When Someone Asks You to Take Less
- When you drop prices, it's difficult to bring them back up again.
- It can signal other clients to ask for similar discounts, lowering your revenue and profitability.
- By unilaterally lowering prices and maintaining the same level of service or product, you undercut your value equation. If you are suddenly able to drop your price this much, why did you wait so long, and why not more?
I had protected myself by building up other areas of business as soon as I noticed that the economic climate was getting bad at least a year ago. (Negotiating well from strength does require thinking and planning ahead -- often far ahead.) So, if necessary, I could let the client go, and the client representative knew that when he said he understood from his own periods of self-employment how distasteful pay rollbacks were.
But I already knew their difficulties (keeping tabs on the well-being of clients is another important form of preparation) when he proposed a cut for the time being of over 14 percent, saying that he might be able to do a little better with future assignments.
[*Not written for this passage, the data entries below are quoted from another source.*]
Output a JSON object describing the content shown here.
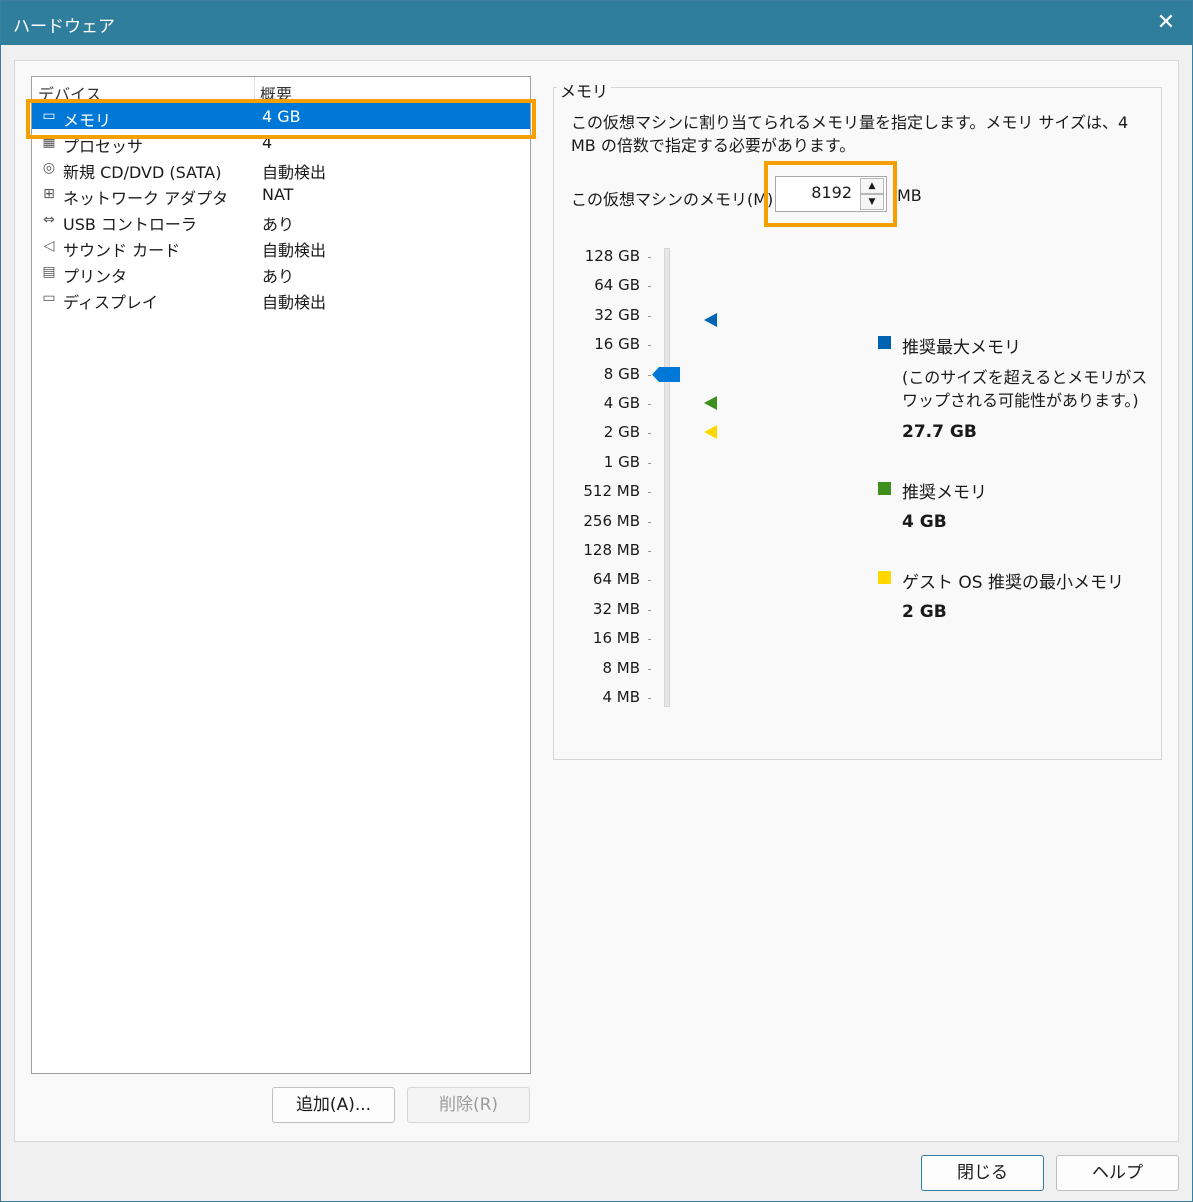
{
  "window": {
    "title": "ハードウェア",
    "close_glyph": "✕"
  },
  "devices": {
    "columns": [
      "デバイス",
      "概要"
    ],
    "items": [
      {
        "name": "メモリ",
        "value": "4 GB",
        "icon": "memory-icon",
        "glyph": "▭"
      },
      {
        "name": "プロセッサ",
        "value": "4",
        "icon": "processor-icon",
        "glyph": "▦"
      },
      {
        "name": "新規 CD/DVD (SATA)",
        "value": "自動検出",
        "icon": "cd-dvd-icon",
        "glyph": "◎"
      },
      {
        "name": "ネットワーク アダプタ",
        "value": "NAT",
        "icon": "network-adapter-icon",
        "glyph": "⊞"
      },
      {
        "name": "USB コントローラ",
        "value": "あり",
        "icon": "usb-icon",
        "glyph": "⇔"
      },
      {
        "name": "サウンド カード",
        "value": "自動検出",
        "icon": "sound-icon",
        "glyph": "◁"
      },
      {
        "name": "プリンタ",
        "value": "あり",
        "icon": "printer-icon",
        "glyph": "▤"
      },
      {
        "name": "ディスプレイ",
        "value": "自動検出",
        "icon": "display-icon",
        "glyph": "▭"
      }
    ],
    "selected_index": 0
  },
  "buttons": {
    "add": "追加(A)...",
    "remove": "削除(R)",
    "close": "閉じる",
    "help": "ヘルプ"
  },
  "memory": {
    "group_label": "メモリ",
    "description": "この仮想マシンに割り当てられるメモリ量を指定します。メモリ サイズは、4 MB の倍数で指定する必要があります。",
    "field_label": "この仮想マシンのメモリ(M):",
    "value": "8192",
    "unit": "MB",
    "spin_up_glyph": "▲",
    "spin_down_glyph": "▼",
    "scale": [
      "128 GB",
      "64 GB",
      "32 GB",
      "16 GB",
      "8 GB",
      "4 GB",
      "2 GB",
      "1 GB",
      "512 MB",
      "256 MB",
      "128 MB",
      "64 MB",
      "32 MB",
      "16 MB",
      "8 MB",
      "4 MB"
    ],
    "slider_value": "8 GB",
    "legend": {
      "max": {
        "title": "推奨最大メモリ",
        "note": "(このサイズを超えるとメモリがスワップされる可能性があります。)",
        "value": "27.7 GB",
        "color": "#0063b1"
      },
      "recommended": {
        "title": "推奨メモリ",
        "value": "4 GB",
        "color": "#3f8f1f"
      },
      "min": {
        "title": "ゲスト OS 推奨の最小メモリ",
        "value": "2 GB",
        "color": "#ffd800"
      }
    }
  },
  "highlight_color": "#f5a000"
}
Because I work hard to deliver above average value, I've always been comfortable in charging above average rates, which gave me some room to move if I really wanted to. Furthermore, the client had been a steady source of reasonable revenue for a couple of years. So I sent the following email to agree to a temporary change in pay:
Normally I wouldn’t agree to a pay cut because I do need to keep a reasonable level of profitability and I can’t in good conscience cut back on the work I put into pieces in a tit-for-tat response. But X has been a good client for a while and I know that you have been pretty hard-pressed on the revenue front. So let’s give it a shot; as things improve, we can revisit the pay level. I’m willing to be flexible – I just want to make sure that we’re clear on this being temporary to help you through the drought. If you can do better in the future, I’d appreciate it.There are a number of principles I employed in my response that you can also use with a client that cannot pay as much or a vendor that cannot offer as much:
- I tacitly stated that I was in a position of strength and that normally I'd have to decline the request.
- I recognized the value of them as a client, bolstering the value equation by indicating that it was about more than short-term money.
- I sympathized with their situation and indicated that while I didn't need to keep the work at all costs, I was in a position to help them and wanted to.
- I stressed that I was not permanently dropping my rates, only temporarily lowering them to help the client out of a tight spot.
- I explicitly stated that I was counting on them to act honorably, and subtly communicating that I would not put up with less.
- I also indicated that I was seeing if this would work, which underscored that it was not a permanent arrangement.
Of course, there is only so much you can trade off without putting your livelihood into danger, so there will be requests for discounts that you'll have to let fall to the wayside and replace those clients. For example, if a company is on shaky-enough financial footing that payment is questionable, you're being asked for a degree of flexibility that is probably out of the question. But in more reasonable circumstances, this is a principled approach that should let you continue working with clients while not devaluing your own work.
I almost called this post When You Have To Take Less, but didn't because of a critical point: You must always be able to say no. Even when you feel that you cannot say no, you must leave the other party with the impression that you could. Only then can you ensure a negotiation of relative equals and not assume the position of an indentured servant.